Memórias esfumadas - Tankas

Memórias - Tankas

01. febril madrugada

sobre as costas de meu pai --

distante rodovia

que escrever nesta manhã

senão memórias que esfumam?

02. eu e minha irmã

camisa azul e vestido rosa

um ao lado do outro

imagens que vão resistindo

desapareceu o velho quadro

03. o casal de noivos

adiante de um guarda-louças

e nunca sorriam

na imagem tão repetida

a presença de um bonsai!*

04. a família abraçada

no poster já descorado --

festa de formatura

onde estavam nesse dia

o pai e o filho caçula?

* Lá pelos anos 60 do século passado, os casais costumavam encomendar um quadros pintado (crayon sobre uma montagem resultante da fotografia sobre um fundo já preestabelecido e impresso, realizado por "retratistas" itinerantes), cuja moldura oval era pendurada na sala da casa.

O casal, sempre de pé. No tal fundo preparado, a imagem de um lar bem decorado (uma fantasia muito distante da realidade dos retratados, que moravam, às vezes, em casas de taipa - caso da minha família), onde se destacava uma espécie de guarda louças, sobre cuja peça de base, aparecia uma tigela com uma arvorezinha - que intrigava a mim e aos meninos que viviam nos limites culturais da zona rural.

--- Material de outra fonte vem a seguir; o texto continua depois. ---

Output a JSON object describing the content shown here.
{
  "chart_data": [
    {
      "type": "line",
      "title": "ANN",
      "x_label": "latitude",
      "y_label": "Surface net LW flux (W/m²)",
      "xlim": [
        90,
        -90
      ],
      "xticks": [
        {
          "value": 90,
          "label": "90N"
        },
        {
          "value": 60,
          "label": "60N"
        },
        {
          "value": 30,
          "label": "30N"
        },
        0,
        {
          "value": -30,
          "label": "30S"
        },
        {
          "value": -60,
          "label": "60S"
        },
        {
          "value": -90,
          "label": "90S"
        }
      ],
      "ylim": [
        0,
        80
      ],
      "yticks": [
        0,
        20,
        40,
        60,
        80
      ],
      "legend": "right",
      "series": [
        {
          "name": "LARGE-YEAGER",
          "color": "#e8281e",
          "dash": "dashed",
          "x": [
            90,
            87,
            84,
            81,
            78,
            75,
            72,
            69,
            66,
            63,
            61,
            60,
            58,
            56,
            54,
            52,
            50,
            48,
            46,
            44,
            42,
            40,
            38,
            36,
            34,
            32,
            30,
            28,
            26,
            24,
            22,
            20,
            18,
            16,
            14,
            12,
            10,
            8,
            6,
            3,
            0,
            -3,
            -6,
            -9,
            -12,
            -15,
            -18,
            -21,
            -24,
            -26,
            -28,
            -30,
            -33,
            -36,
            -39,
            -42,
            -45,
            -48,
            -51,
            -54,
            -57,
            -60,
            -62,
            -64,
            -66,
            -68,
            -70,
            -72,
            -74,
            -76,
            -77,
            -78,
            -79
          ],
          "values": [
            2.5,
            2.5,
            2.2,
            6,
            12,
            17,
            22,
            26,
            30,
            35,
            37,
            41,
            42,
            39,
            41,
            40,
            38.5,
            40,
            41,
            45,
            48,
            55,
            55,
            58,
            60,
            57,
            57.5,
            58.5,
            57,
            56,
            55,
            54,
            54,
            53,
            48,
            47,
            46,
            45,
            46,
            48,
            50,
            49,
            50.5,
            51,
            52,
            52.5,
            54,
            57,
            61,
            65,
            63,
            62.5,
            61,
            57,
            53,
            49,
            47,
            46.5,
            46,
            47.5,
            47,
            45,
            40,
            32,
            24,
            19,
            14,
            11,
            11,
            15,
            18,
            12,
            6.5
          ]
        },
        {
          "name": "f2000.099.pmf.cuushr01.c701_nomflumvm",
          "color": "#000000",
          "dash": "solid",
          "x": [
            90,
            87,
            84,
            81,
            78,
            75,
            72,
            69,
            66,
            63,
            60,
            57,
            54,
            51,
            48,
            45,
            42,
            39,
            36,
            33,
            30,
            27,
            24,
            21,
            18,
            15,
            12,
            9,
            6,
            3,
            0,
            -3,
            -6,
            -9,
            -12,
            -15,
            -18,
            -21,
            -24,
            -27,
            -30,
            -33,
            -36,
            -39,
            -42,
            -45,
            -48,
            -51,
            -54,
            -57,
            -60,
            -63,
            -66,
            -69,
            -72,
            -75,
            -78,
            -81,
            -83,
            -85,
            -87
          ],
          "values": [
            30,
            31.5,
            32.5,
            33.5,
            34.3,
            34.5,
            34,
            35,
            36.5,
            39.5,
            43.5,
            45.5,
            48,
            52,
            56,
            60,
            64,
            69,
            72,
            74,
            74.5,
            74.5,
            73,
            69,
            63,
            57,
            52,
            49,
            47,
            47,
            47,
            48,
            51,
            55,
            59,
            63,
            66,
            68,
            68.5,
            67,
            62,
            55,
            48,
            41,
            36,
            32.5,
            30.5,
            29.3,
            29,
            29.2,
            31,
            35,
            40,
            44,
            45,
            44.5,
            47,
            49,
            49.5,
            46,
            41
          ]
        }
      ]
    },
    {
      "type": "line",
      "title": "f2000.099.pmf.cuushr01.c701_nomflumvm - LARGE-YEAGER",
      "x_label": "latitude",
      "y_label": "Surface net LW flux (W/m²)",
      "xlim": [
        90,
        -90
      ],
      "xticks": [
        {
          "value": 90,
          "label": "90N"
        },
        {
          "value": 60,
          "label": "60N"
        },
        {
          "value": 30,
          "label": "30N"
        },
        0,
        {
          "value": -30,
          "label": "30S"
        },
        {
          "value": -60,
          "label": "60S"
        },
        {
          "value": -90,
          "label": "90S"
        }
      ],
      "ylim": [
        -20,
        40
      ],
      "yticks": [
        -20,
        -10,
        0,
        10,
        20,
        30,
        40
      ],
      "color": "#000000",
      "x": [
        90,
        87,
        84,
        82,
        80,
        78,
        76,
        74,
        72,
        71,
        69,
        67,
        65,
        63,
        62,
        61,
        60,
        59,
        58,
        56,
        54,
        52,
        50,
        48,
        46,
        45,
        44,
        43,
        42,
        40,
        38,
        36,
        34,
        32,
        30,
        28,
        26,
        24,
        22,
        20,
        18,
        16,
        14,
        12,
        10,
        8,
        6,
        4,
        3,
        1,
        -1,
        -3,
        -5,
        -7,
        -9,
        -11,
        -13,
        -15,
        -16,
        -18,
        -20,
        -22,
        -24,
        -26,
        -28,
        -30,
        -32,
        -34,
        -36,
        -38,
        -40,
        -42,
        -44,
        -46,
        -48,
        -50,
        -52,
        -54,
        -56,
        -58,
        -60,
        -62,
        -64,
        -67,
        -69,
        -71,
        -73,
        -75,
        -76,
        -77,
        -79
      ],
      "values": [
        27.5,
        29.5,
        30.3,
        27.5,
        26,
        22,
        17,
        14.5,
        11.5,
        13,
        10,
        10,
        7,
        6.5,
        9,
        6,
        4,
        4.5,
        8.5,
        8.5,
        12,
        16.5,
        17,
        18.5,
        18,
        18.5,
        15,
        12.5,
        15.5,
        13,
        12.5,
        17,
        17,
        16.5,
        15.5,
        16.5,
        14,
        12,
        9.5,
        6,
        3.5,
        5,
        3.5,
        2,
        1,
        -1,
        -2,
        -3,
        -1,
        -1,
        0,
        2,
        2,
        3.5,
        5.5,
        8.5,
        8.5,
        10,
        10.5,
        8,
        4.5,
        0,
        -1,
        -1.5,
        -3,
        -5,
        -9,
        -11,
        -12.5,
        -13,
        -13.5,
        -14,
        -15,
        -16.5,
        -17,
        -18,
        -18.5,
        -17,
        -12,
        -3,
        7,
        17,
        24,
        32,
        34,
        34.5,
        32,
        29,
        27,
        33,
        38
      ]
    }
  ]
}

Só na pré-adolescência, já morando na cidade, fui descobrir num programa de televisão, que aquele "arvorezinha na tigela" era, na verdade, um bonsai. Depois de satisfeita a curiosidade longamente alimentada, surgia uma pergunta: o que fazia um bonsai numa composição artística que, supostamente, deveria retratar a cena de um casamento de gente do interior de Goiás?